Fiquei parada, esperando o beijo que viria a seguir, olhando em seus olhos castanhos. Ele segurou com carinho meu rosto com uma mão e aproximou o rosto.

- A-hãm. – ouvi um leve pigarreio.

Juán se afastou enquanto pegava a bebida com o garçom. Eu abaixei o rosto enquanto ele parecia levemente incomodado com a interrupção.

- Eu teria outra chance de dançar com você? – ele perguntou, estendo a mão para que saíssemos dali.

- Quando você quiser. – falei sensualmente.

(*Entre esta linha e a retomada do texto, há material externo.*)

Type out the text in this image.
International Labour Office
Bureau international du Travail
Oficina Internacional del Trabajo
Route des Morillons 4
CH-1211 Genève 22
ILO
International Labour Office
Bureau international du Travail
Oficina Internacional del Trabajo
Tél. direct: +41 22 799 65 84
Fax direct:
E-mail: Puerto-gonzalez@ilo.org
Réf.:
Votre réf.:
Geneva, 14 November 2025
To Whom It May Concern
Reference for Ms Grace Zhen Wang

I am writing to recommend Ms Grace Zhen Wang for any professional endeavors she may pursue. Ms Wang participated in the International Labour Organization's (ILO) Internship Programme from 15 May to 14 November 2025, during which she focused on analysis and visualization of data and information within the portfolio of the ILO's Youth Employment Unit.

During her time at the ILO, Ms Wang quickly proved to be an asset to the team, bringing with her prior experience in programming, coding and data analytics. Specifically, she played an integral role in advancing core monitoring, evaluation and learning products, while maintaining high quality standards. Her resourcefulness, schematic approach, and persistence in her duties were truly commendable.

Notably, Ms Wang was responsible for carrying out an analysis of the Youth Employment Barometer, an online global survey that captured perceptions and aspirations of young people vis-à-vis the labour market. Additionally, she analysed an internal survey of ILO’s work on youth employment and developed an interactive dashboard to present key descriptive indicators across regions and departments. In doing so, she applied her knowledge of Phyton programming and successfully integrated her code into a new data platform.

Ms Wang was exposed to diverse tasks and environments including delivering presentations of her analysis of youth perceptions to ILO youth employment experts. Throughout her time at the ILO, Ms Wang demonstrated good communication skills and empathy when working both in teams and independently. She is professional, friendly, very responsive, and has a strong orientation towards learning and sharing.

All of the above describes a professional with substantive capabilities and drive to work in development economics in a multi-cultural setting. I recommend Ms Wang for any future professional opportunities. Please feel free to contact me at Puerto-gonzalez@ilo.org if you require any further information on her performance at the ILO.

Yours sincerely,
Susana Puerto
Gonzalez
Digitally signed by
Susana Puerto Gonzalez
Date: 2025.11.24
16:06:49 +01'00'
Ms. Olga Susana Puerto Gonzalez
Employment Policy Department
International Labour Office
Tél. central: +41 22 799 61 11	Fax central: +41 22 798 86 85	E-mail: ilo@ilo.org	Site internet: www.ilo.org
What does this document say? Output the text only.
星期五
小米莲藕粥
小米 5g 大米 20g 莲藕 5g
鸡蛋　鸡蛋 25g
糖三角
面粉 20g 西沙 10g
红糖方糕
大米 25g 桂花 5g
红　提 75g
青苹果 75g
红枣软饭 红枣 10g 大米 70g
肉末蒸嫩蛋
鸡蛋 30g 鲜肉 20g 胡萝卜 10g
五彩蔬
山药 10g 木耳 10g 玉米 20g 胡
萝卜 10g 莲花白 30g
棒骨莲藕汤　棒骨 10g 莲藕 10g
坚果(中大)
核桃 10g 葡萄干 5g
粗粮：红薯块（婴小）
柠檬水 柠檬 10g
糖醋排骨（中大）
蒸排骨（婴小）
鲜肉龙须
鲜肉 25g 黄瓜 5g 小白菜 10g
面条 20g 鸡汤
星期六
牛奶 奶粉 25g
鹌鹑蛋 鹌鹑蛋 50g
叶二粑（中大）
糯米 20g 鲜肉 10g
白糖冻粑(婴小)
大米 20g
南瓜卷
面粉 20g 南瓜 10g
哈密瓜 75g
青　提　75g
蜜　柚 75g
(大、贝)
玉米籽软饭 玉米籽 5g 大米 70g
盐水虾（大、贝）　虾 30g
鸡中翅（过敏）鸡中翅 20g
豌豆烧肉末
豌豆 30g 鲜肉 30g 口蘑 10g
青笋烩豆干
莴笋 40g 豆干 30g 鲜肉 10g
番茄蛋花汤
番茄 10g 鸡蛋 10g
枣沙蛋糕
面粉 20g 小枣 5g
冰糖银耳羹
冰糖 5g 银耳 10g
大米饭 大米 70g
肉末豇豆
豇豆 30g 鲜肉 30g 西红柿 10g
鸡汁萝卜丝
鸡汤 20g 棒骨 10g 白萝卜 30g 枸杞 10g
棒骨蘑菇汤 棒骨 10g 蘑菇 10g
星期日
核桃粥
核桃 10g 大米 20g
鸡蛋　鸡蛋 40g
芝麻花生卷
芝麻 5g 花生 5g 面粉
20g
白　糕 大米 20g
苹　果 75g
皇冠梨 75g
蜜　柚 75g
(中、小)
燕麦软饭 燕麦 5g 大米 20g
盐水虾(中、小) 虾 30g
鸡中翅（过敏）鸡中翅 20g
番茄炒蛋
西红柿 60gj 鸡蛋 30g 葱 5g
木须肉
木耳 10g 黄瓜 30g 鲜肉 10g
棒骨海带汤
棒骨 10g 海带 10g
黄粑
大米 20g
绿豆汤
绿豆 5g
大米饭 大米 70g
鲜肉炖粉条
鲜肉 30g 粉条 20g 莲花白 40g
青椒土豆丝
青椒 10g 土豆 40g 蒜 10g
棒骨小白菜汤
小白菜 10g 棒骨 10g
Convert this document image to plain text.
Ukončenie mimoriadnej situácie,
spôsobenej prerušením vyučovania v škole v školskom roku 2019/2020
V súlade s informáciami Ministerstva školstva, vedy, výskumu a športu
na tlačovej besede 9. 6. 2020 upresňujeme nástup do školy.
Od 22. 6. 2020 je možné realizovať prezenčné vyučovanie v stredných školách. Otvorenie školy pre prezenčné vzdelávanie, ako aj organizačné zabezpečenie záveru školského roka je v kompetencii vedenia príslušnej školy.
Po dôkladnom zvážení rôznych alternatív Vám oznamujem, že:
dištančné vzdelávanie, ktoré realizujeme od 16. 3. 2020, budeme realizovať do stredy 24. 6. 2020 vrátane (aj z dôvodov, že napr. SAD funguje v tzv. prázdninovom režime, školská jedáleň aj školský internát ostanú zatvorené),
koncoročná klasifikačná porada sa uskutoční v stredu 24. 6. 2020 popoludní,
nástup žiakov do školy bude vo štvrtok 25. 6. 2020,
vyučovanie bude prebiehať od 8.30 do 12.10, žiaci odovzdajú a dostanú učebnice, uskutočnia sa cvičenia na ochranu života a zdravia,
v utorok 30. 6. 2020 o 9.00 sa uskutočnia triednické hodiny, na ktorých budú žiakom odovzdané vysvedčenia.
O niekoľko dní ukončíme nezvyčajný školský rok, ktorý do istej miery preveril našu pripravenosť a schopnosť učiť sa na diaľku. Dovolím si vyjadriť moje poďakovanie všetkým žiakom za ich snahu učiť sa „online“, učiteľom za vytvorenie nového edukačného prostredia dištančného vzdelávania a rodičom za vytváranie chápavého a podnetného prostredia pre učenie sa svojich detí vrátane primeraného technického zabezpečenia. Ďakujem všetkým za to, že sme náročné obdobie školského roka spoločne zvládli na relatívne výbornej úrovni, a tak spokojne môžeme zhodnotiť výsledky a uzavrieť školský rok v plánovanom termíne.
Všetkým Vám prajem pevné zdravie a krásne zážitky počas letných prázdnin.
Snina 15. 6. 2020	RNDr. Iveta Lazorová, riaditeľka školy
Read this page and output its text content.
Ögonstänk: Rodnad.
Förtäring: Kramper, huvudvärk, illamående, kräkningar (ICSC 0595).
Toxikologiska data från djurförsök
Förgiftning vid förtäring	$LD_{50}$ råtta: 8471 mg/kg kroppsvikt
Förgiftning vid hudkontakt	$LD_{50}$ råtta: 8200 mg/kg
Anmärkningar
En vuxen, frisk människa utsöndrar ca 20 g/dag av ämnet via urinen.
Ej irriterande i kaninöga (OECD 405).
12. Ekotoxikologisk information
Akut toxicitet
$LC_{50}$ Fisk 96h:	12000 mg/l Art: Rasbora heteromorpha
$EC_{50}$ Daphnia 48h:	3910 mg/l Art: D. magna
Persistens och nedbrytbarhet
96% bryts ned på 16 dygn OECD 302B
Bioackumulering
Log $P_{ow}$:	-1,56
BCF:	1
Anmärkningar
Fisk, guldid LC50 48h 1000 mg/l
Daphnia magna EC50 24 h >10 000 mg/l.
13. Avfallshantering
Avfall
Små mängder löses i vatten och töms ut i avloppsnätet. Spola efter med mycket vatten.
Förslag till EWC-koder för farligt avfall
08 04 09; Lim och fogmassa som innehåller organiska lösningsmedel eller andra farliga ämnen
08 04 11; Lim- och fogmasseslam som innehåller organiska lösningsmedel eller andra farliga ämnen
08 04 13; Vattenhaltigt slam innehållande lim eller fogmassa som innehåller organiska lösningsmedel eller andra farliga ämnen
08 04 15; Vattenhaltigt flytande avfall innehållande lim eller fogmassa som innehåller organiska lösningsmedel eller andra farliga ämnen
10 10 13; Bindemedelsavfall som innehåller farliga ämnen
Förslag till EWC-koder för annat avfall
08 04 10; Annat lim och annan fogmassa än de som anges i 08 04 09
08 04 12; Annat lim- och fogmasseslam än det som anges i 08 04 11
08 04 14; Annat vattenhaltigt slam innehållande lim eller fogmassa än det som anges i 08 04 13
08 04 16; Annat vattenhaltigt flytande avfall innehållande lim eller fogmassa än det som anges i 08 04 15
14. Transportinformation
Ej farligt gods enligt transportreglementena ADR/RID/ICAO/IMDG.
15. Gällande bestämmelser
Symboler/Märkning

Ele me olhou, desejoso. A música tocou alto, a pouca luz que tinha diminuiu. Só as luzes coloridas iluminavam o ambiente.

Juán grudou o corpo no meu. Começamos devagar. Ele tinha um rebolado incrível. Minhas mãos estavam espalmadas em seu peito. As deles estavam apertando a curva da minha coluna e a outra apertava minha cintura. Ou seja, não tinha como eu me afastar dele. E eu não queria!

Seus olhos não desgrudavam do meu e eu me perguntei onde ele teria aprendido a dançar daquela forma. Sua mão subiu das minhas costas e ele segurou meu rosto. O contato ali fez meu corpo arrepiar. Ele encostou o rosto próximo ao meu e eu conseguia sentir a respiração quente. Minha mão subiu pelo seu peito e foi para sua nuca, apertando – a.

Seus lábios se aproximaram dos meus e dessa vez eu sabia que não teria ninguém para atrapalhar. Quando finalmente nossos lábios se tocaram, fechei os olhos e me deixei levar pela sensação. O beijo foi doce, calmo e foi aumentando a intensidade aos poucos. Coloquei os dois braços ao redor do pescoço dele, acarinhando seus cabelos. Juán me beijava como se estivesse testando os caminhos, para ver se poderia ou não avançar.

Mordi seu lábio inferior e rapidamente o suguei antes de afastarmos nossos rostos para pode respirar. Continuamos a dançar e Juan me beijava sempre que conseguia recuperar o fôlego. O gosto da bebida dava aquela sensação de quero mais. Estava gostando de tudo. O único problema ainda era saber onde estava Alice e Rosalie.

POV EDWARD

Ficamos alguns minutos no bar e depois de terminar meu segundo Martini, decidi que já estava na hora do garanhão entrar em ação. Emmet já havia desaparecido também. Avistei uma mulher com cabelos longos e ruivos em um vestido que marcada bem os grandes seios que possuía dançando sozinha na parte afastada da pista de dança.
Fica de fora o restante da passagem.